31 July 2012
Theater Shootings and Patient Confidentiality
Defense lawyers are arguing that prosecutors should be denied access to a package that theater shooter James Holmes sent to his psychiatrist. The matter did not come up at Monday's hearing, which was occupied with the state filing more than 100 charges against Holmes. Two murder charges were filed for each of the 12 who died.
A far more interesting question than whether the package is kept private is did his psychiatrist have any idea of what Holmes planned to do. If she did, should she have been obligated to inform authorities? Records showing how many times Dr. Lynne Fenton met with Holmes are sealed.
Even if she had reported his aberrant behavior, earlier massacre incident investigations have shown that would have been no guarantee that he would have been committed or taken from the public population in some way or even removed from the university. Therefore, the shootings might have occurred despite investigations.
Privacy laws in particular can make it difficult for everyone involved in a case to see all the relevant data. Also, it is expected that doctors' assessments of patients will be based on reasonable science, rather than reporting someone without a real basis for violating confidentiality.

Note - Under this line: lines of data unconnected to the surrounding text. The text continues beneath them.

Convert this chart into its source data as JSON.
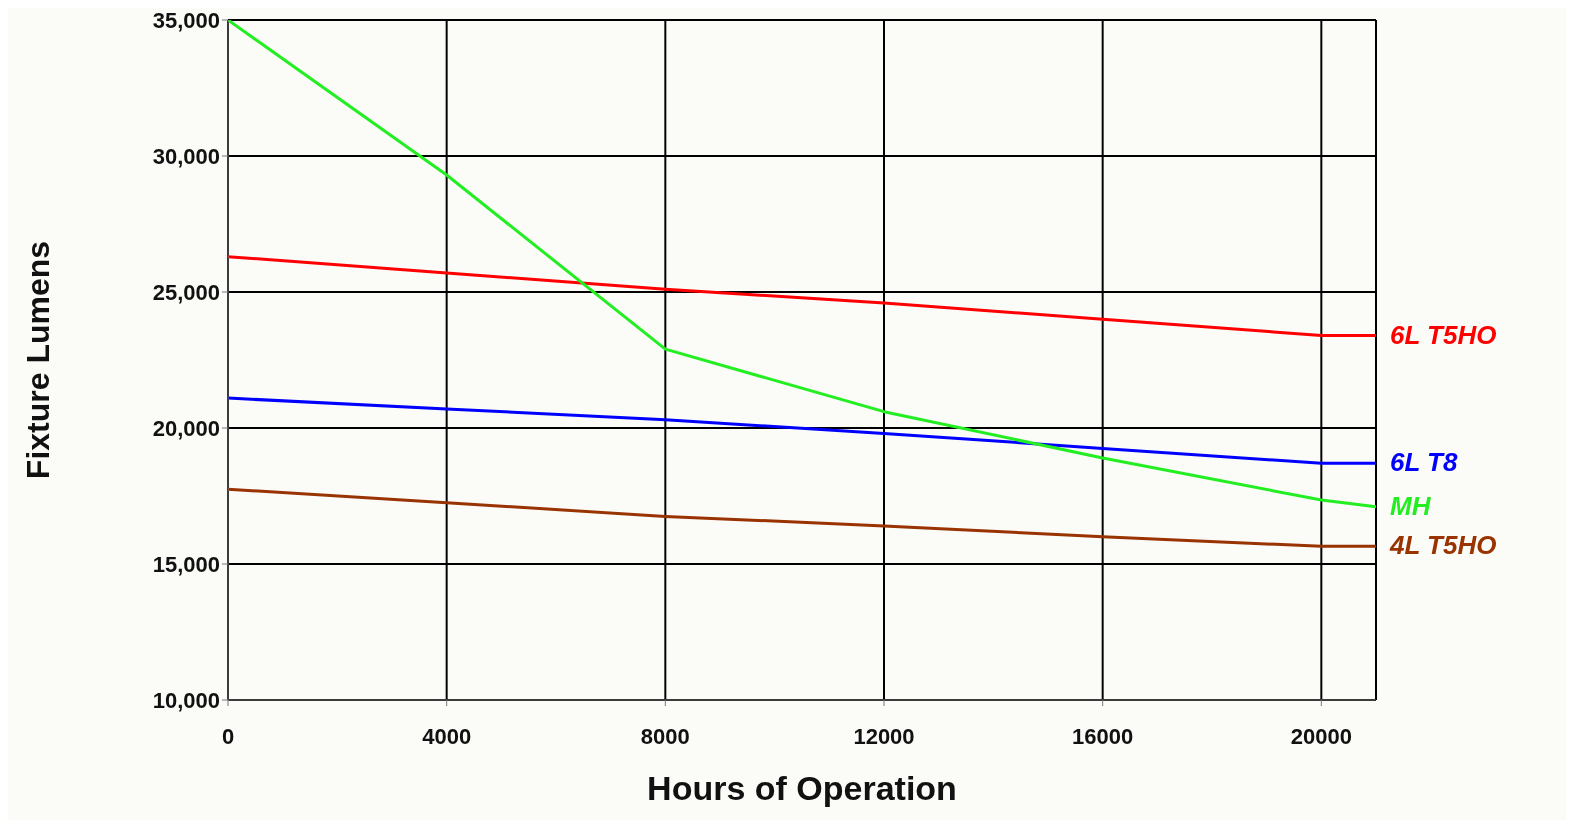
{
  "chart_data": {
    "type": "line",
    "xlabel": "Hours of Operation",
    "ylabel": "Fixture Lumens",
    "x": [
      0,
      4000,
      8000,
      12000,
      16000,
      20000,
      21000
    ],
    "series": [
      {
        "name": "6L T5HO",
        "color": "#ff0000",
        "values": [
          26300,
          25700,
          25100,
          24600,
          24000,
          23400,
          23400
        ]
      },
      {
        "name": "6L T8",
        "color": "#0000ff",
        "values": [
          21100,
          20700,
          20300,
          19800,
          19250,
          18700,
          18700
        ]
      },
      {
        "name": "MH",
        "color": "#22ee22",
        "values": [
          35000,
          29300,
          22900,
          20600,
          18900,
          17350,
          17100
        ]
      },
      {
        "name": "4L T5HO",
        "color": "#993300",
        "values": [
          17750,
          17250,
          16750,
          16400,
          16000,
          15650,
          15650
        ]
      }
    ],
    "xlim": [
      0,
      21000
    ],
    "xticks": [
      0,
      4000,
      8000,
      12000,
      16000,
      20000
    ],
    "ylim": [
      10000,
      35000
    ],
    "yticks": [
      {
        "value": 10000,
        "label": "10,000"
      },
      {
        "value": 15000,
        "label": "15,000"
      },
      {
        "value": 20000,
        "label": "20,000"
      },
      {
        "value": 25000,
        "label": "25,000"
      },
      {
        "value": 30000,
        "label": "30,000"
      },
      {
        "value": 35000,
        "label": "35,000"
      }
    ],
    "grid": true,
    "marker": "none",
    "line_style": "solid"
  }
}
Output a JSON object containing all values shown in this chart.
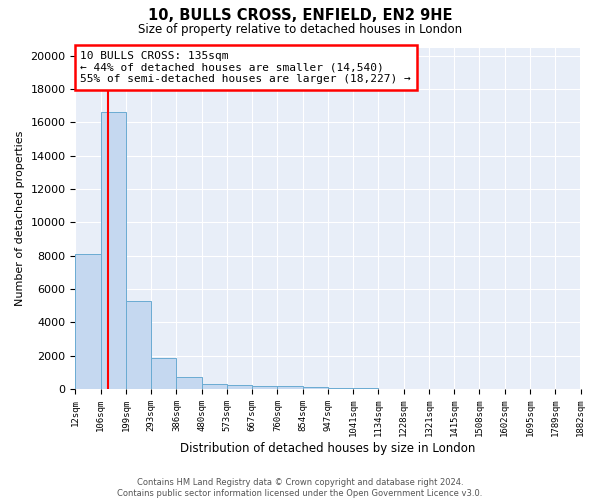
{
  "title": "10, BULLS CROSS, ENFIELD, EN2 9HE",
  "subtitle": "Size of property relative to detached houses in London",
  "xlabel": "Distribution of detached houses by size in London",
  "ylabel": "Number of detached properties",
  "bar_color": "#c5d8f0",
  "bar_edge_color": "#6aabd2",
  "background_color": "#e8eef8",
  "grid_color": "#ffffff",
  "bin_labels": [
    "12sqm",
    "106sqm",
    "199sqm",
    "293sqm",
    "386sqm",
    "480sqm",
    "573sqm",
    "667sqm",
    "760sqm",
    "854sqm",
    "947sqm",
    "1041sqm",
    "1134sqm",
    "1228sqm",
    "1321sqm",
    "1415sqm",
    "1508sqm",
    "1602sqm",
    "1695sqm",
    "1789sqm",
    "1882sqm"
  ],
  "bar_values": [
    8100,
    16600,
    5300,
    1850,
    700,
    320,
    230,
    210,
    180,
    130,
    50,
    40,
    30,
    20,
    15,
    10,
    8,
    5,
    3,
    2
  ],
  "ylim": [
    0,
    20500
  ],
  "yticks": [
    0,
    2000,
    4000,
    6000,
    8000,
    10000,
    12000,
    14000,
    16000,
    18000,
    20000
  ],
  "red_line_x": 1.31,
  "annotation_text": "10 BULLS CROSS: 135sqm\n← 44% of detached houses are smaller (14,540)\n55% of semi-detached houses are larger (18,227) →",
  "annotation_box_color": "white",
  "annotation_box_edge_color": "red",
  "footer_line1": "Contains HM Land Registry data © Crown copyright and database right 2024.",
  "footer_line2": "Contains public sector information licensed under the Open Government Licence v3.0."
}
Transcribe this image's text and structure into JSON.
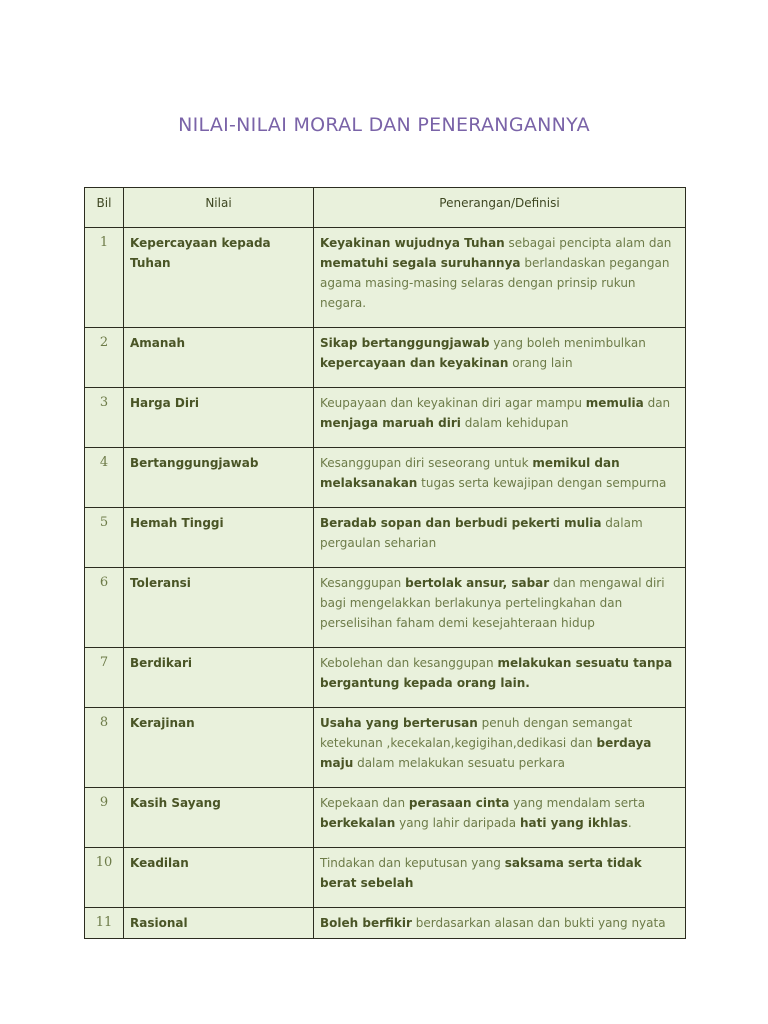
{
  "title": "NILAI-NILAI MORAL DAN PENERANGANNYA",
  "headers": {
    "bil": "Bil",
    "nilai": "Nilai",
    "penerangan": "Penerangan/Definisi"
  },
  "rows": [
    {
      "bil": "1",
      "nilai": "Kepercayaan kepada Tuhan",
      "desc": [
        {
          "t": "Keyakinan wujudnya Tuhan",
          "b": true
        },
        {
          "t": " sebagai pencipta alam dan "
        },
        {
          "t": "mematuhi segala suruhannya",
          "b": true
        },
        {
          "t": " berlandaskan pegangan agama masing-masing selaras dengan prinsip rukun negara."
        }
      ]
    },
    {
      "bil": "2",
      "nilai": "Amanah",
      "desc": [
        {
          "t": "Sikap bertanggungjawab",
          "b": true
        },
        {
          "t": " yang boleh menimbulkan "
        },
        {
          "t": "kepercayaan dan keyakinan",
          "b": true
        },
        {
          "t": " orang lain"
        }
      ]
    },
    {
      "bil": "3",
      "nilai": "Harga Diri",
      "desc": [
        {
          "t": "Keupayaan dan keyakinan diri agar mampu "
        },
        {
          "t": "memulia",
          "b": true
        },
        {
          "t": " dan "
        },
        {
          "t": "menjaga maruah diri",
          "b": true
        },
        {
          "t": " dalam kehidupan"
        }
      ]
    },
    {
      "bil": "4",
      "nilai": "Bertanggungjawab",
      "desc": [
        {
          "t": "Kesanggupan diri seseorang untuk "
        },
        {
          "t": "memikul dan melaksanakan",
          "b": true
        },
        {
          "t": "  tugas serta kewajipan dengan sempurna"
        }
      ]
    },
    {
      "bil": "5",
      "nilai": "Hemah Tinggi",
      "desc": [
        {
          "t": "Beradab sopan dan berbudi pekerti mulia",
          "b": true
        },
        {
          "t": " dalam pergaulan seharian"
        }
      ]
    },
    {
      "bil": "6",
      "nilai": "Toleransi",
      "desc": [
        {
          "t": "Kesanggupan "
        },
        {
          "t": "bertolak ansur, sabar",
          "b": true
        },
        {
          "t": " dan mengawal diri bagi mengelakkan berlakunya pertelingkahan dan perselisihan faham demi kesejahteraan hidup"
        }
      ]
    },
    {
      "bil": "7",
      "nilai": "Berdikari",
      "desc": [
        {
          "t": "Kebolehan dan kesanggupan  "
        },
        {
          "t": "melakukan sesuatu tanpa bergantung kepada orang lain.",
          "b": true
        }
      ]
    },
    {
      "bil": "8",
      "nilai": "Kerajinan",
      "desc": [
        {
          "t": "Usaha yang berterusan",
          "b": true
        },
        {
          "t": " penuh dengan semangat ketekunan ,kecekalan,kegigihan,dedikasi dan "
        },
        {
          "t": "berdaya maju",
          "b": true
        },
        {
          "t": " dalam melakukan sesuatu perkara"
        }
      ]
    },
    {
      "bil": "9",
      "nilai": "Kasih Sayang",
      "desc": [
        {
          "t": "Kepekaan dan "
        },
        {
          "t": "perasaan cinta",
          "b": true
        },
        {
          "t": " yang mendalam serta "
        },
        {
          "t": "berkekalan",
          "b": true
        },
        {
          "t": " yang lahir daripada "
        },
        {
          "t": "hati yang ikhlas",
          "b": true
        },
        {
          "t": "."
        }
      ]
    },
    {
      "bil": "10",
      "nilai": "Keadilan",
      "desc": [
        {
          "t": "Tindakan dan keputusan yang "
        },
        {
          "t": "saksama serta tidak berat sebelah",
          "b": true
        }
      ]
    },
    {
      "bil": "11",
      "nilai": "Rasional",
      "desc": [
        {
          "t": "Boleh berfikir",
          "b": true
        },
        {
          "t": " berdasarkan alasan dan bukti yang nyata"
        }
      ]
    }
  ]
}
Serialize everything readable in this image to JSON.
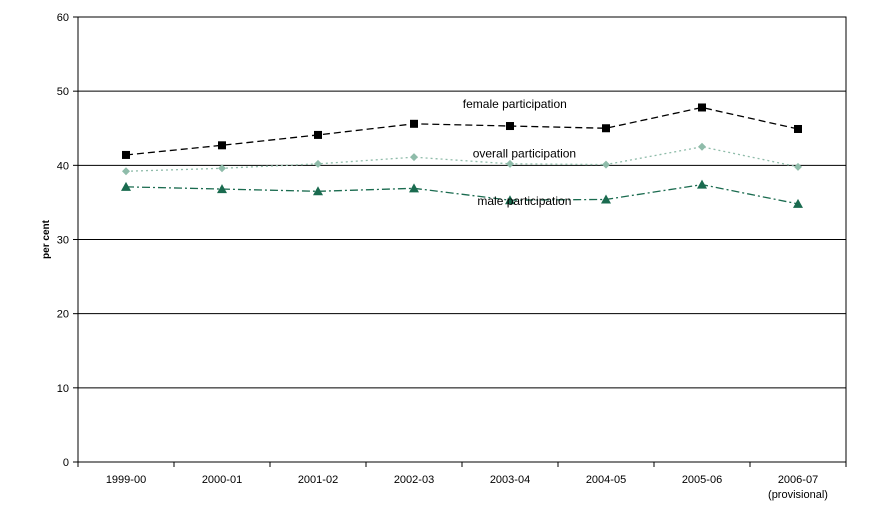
{
  "chart_data": {
    "type": "line",
    "title": "",
    "xlabel": "",
    "ylabel": "per cent",
    "ylim": [
      0,
      60
    ],
    "yticks": [
      0,
      10,
      20,
      30,
      40,
      50,
      60
    ],
    "grid": "horizontal",
    "categories": [
      {
        "line1": "1999-00",
        "line2": ""
      },
      {
        "line1": "2000-01",
        "line2": ""
      },
      {
        "line1": "2001-02",
        "line2": ""
      },
      {
        "line1": "2002-03",
        "line2": ""
      },
      {
        "line1": "2003-04",
        "line2": ""
      },
      {
        "line1": "2004-05",
        "line2": ""
      },
      {
        "line1": "2005-06",
        "line2": ""
      },
      {
        "line1": "2006-07",
        "line2": "(provisional)"
      }
    ],
    "series": [
      {
        "name": "female participation",
        "values": [
          41.4,
          42.7,
          44.1,
          45.6,
          45.3,
          45.0,
          47.8,
          44.9
        ],
        "color": "#000000",
        "line_style": "dashed",
        "marker": "square"
      },
      {
        "name": "overall participation",
        "values": [
          39.2,
          39.6,
          40.2,
          41.1,
          40.2,
          40.1,
          42.5,
          39.8
        ],
        "color": "#8fbcaa",
        "line_style": "dotted",
        "marker": "diamond"
      },
      {
        "name": "male participation",
        "values": [
          37.1,
          36.8,
          36.5,
          36.9,
          35.3,
          35.4,
          37.4,
          34.8
        ],
        "color": "#1a6b4f",
        "line_style": "dash-dot",
        "marker": "triangle"
      }
    ]
  }
}
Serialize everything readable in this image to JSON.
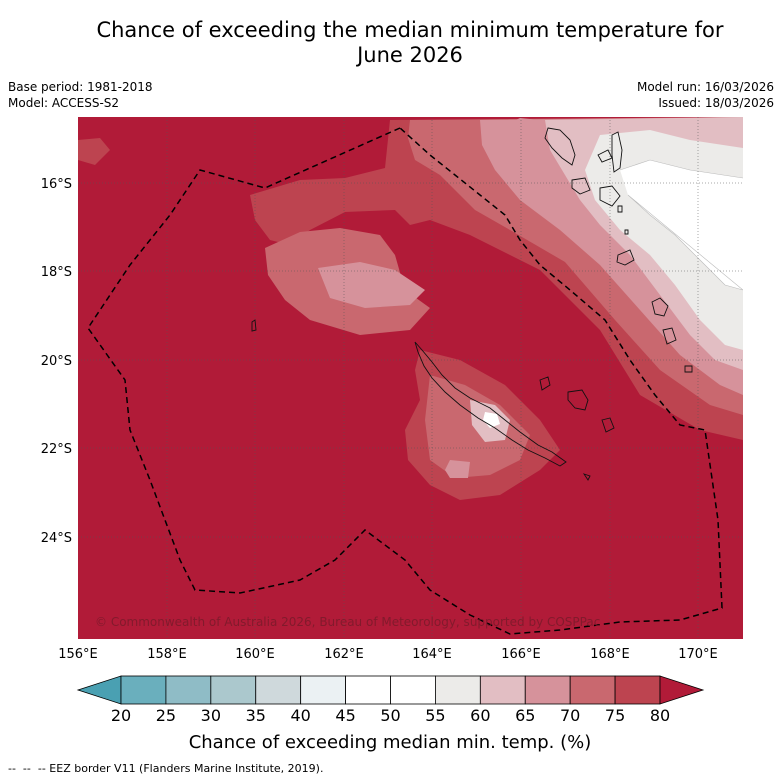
{
  "title_line1": "Chance of exceeding the median minimum temperature for",
  "title_line2": "June 2026",
  "base_period": "Base period: 1981-2018",
  "model": "Model: ACCESS-S2",
  "model_run": "Model run: 16/03/2026",
  "issued": "Issued: 18/03/2026",
  "copyright": "© Commonwealth of Australia 2026, Bureau of Meteorology, supported by COSPPac",
  "lat_labels": [
    "16°S",
    "18°S",
    "20°S",
    "22°S",
    "24°S"
  ],
  "lon_labels": [
    "156°E",
    "158°E",
    "160°E",
    "162°E",
    "164°E",
    "166°E",
    "168°E",
    "170°E"
  ],
  "colorbar": {
    "ticks": [
      "20",
      "25",
      "30",
      "35",
      "40",
      "45",
      "50",
      "55",
      "60",
      "65",
      "70",
      "75",
      "80"
    ],
    "colors": [
      "#4aa0b2",
      "#6aafbd",
      "#8fbcc6",
      "#abc8cd",
      "#cfd9dc",
      "#ebf1f3",
      "#ffffff",
      "#ffffff",
      "#ecebe9",
      "#e2bec3",
      "#d6929b",
      "#c9686f",
      "#bd4450",
      "#b11b38"
    ],
    "label": "Chance of exceeding median min. temp. (%)"
  },
  "legend_note": "--  --  -- EEZ border V11 (Flanders Marine Institute, 2019)."
}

Doctors also are in the risk assessment business. Ignoring the potential for a lawsuit could be costly. Only very narrow exceptions are allowed to laws guaranteeing confidentiality to doctor-patient relations. Child abuse and domestic violence allow exceptions to the confidentiality rule. In other cases, the issue varies from state-to-state.
In this case, virtually nothing is known of the meetings between Fenton and Holmes. That includes how many times they met, and whether she had made a diagnosis. In some cases, courts have held that a doctor would have an obligation to notify authorities only if a specific person were threatened.
In other cases, a threat to any third party was held to be enough to require notifying law enforcement if it appeared real.